Wednesday 2 September 2009

2009 proving tough for K3

(By Philip Carnelley 2 Sep 09 09:30) K3 Business Technology Group said when it reported its 2008 results that it expected 2009 to be tough – and so it has proved. The software and services group sells primarily into manufacturing and retail markets, which we’d say are the verticals suffering most from the recessionary climate. In its interims reported today, it announced revenues down 7% to £15.9m and operating profit down 55% to just £0.68m – a 4% margin. Both divisions – retail and manufacturing – suffered equally. After increasing revenue 8% in 2008 (including acquisitions) this is disappointing even if expected – especially the margins.
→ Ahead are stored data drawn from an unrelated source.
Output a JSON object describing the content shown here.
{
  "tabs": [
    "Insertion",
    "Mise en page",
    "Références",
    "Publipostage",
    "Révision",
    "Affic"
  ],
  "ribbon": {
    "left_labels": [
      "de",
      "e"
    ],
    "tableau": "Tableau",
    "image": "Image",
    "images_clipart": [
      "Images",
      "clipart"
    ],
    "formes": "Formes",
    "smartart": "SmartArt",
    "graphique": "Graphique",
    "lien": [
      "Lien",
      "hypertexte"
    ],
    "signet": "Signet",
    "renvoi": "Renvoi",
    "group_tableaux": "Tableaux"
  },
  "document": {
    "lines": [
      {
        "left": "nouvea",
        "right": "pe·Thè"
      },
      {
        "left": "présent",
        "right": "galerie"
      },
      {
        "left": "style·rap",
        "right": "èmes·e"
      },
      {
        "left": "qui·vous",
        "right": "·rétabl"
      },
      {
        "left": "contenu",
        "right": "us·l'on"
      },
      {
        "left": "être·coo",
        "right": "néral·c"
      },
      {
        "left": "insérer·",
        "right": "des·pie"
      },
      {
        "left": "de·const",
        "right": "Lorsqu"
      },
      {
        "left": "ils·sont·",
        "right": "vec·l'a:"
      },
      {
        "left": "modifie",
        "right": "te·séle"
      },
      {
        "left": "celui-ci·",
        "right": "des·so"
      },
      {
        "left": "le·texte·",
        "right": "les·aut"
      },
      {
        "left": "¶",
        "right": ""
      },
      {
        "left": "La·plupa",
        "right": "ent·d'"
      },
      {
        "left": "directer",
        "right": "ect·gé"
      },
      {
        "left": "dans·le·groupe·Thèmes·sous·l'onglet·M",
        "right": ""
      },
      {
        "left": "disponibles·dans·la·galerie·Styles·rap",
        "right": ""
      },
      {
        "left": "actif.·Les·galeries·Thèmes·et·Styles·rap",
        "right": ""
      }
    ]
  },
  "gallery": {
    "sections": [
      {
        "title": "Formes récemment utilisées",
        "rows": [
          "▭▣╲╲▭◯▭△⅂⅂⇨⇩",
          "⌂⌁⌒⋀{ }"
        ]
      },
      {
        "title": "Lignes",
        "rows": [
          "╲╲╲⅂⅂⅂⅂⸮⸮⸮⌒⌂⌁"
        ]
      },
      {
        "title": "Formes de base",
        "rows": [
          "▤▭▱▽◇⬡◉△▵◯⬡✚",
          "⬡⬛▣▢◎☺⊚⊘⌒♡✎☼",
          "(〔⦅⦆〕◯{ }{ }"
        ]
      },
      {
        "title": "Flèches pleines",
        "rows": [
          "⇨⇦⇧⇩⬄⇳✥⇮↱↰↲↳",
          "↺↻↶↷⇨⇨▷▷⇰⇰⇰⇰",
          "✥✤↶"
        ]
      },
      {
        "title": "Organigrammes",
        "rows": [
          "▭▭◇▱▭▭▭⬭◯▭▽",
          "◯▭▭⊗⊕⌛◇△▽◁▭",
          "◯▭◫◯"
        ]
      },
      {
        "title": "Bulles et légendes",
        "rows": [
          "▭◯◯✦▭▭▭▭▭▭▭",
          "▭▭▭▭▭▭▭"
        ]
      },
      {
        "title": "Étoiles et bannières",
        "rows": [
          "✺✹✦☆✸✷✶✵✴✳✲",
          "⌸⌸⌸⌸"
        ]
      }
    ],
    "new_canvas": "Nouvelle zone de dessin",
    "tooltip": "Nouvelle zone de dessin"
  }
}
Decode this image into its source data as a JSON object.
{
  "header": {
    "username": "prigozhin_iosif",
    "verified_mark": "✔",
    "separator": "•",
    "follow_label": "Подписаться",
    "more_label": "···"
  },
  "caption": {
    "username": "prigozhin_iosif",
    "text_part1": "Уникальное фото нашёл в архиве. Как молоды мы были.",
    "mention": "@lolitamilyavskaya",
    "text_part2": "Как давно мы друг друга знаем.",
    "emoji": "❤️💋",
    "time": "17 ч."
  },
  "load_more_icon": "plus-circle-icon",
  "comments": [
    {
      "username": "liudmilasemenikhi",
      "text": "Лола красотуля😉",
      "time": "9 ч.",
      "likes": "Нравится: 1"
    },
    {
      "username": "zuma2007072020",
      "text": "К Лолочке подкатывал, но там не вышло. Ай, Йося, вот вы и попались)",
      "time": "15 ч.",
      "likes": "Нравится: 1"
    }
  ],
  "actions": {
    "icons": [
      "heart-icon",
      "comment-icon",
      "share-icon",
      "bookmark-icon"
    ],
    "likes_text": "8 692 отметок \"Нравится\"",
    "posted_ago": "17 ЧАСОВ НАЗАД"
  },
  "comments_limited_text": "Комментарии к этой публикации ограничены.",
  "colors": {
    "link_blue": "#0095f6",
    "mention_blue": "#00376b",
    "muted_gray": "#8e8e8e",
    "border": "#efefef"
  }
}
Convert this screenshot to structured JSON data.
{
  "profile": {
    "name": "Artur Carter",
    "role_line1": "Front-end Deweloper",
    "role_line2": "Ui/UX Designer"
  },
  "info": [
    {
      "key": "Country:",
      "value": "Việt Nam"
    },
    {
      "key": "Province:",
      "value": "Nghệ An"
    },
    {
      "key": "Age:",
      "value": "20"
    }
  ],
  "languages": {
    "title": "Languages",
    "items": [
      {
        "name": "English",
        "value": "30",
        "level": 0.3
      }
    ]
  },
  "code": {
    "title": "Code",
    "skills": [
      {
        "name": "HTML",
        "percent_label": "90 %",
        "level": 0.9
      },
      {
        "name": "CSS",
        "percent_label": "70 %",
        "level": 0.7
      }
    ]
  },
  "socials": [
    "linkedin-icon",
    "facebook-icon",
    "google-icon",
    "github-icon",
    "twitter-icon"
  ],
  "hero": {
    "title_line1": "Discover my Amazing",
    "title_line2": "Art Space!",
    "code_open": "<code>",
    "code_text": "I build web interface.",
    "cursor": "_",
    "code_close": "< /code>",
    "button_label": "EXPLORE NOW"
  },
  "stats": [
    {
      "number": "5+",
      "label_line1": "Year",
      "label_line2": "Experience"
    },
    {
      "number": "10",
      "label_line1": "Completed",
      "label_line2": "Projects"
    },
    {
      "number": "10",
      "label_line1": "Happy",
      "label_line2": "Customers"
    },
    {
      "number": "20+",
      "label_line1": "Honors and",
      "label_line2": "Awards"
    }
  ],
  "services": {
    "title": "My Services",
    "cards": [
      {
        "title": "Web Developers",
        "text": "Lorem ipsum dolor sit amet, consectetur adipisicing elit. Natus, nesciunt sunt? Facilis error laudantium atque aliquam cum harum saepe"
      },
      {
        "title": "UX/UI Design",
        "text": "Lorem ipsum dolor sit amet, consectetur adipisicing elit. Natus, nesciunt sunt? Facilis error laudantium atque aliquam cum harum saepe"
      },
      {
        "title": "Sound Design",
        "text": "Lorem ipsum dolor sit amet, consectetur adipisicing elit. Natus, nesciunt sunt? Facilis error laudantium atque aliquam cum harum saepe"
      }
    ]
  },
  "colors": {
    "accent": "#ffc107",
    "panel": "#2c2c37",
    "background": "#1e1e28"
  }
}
A bright spot is that the company reports that the new sales pipeline “looks stronger.” Furthermore, K3 is continuing to develop its own software – which is complementary to the Microsoft Dynamics software that it resells – aiming to sell differentiated services and products at higher margins.

Software generally delivers higher margins than services – but that depends on economies of scale. To get the looked-for profitability, K3 must develop its own IP efficiently, produce differentiated functionality and sell it in sufficient quantities. But leveraging the core Dynamics functions and building around it is a good strategy. Dynamics products are development platforms as well as packaged applications, and many Microsoft resellers operate successfully this way –and K3 is indeed one of the larger and (historically) more successful among them.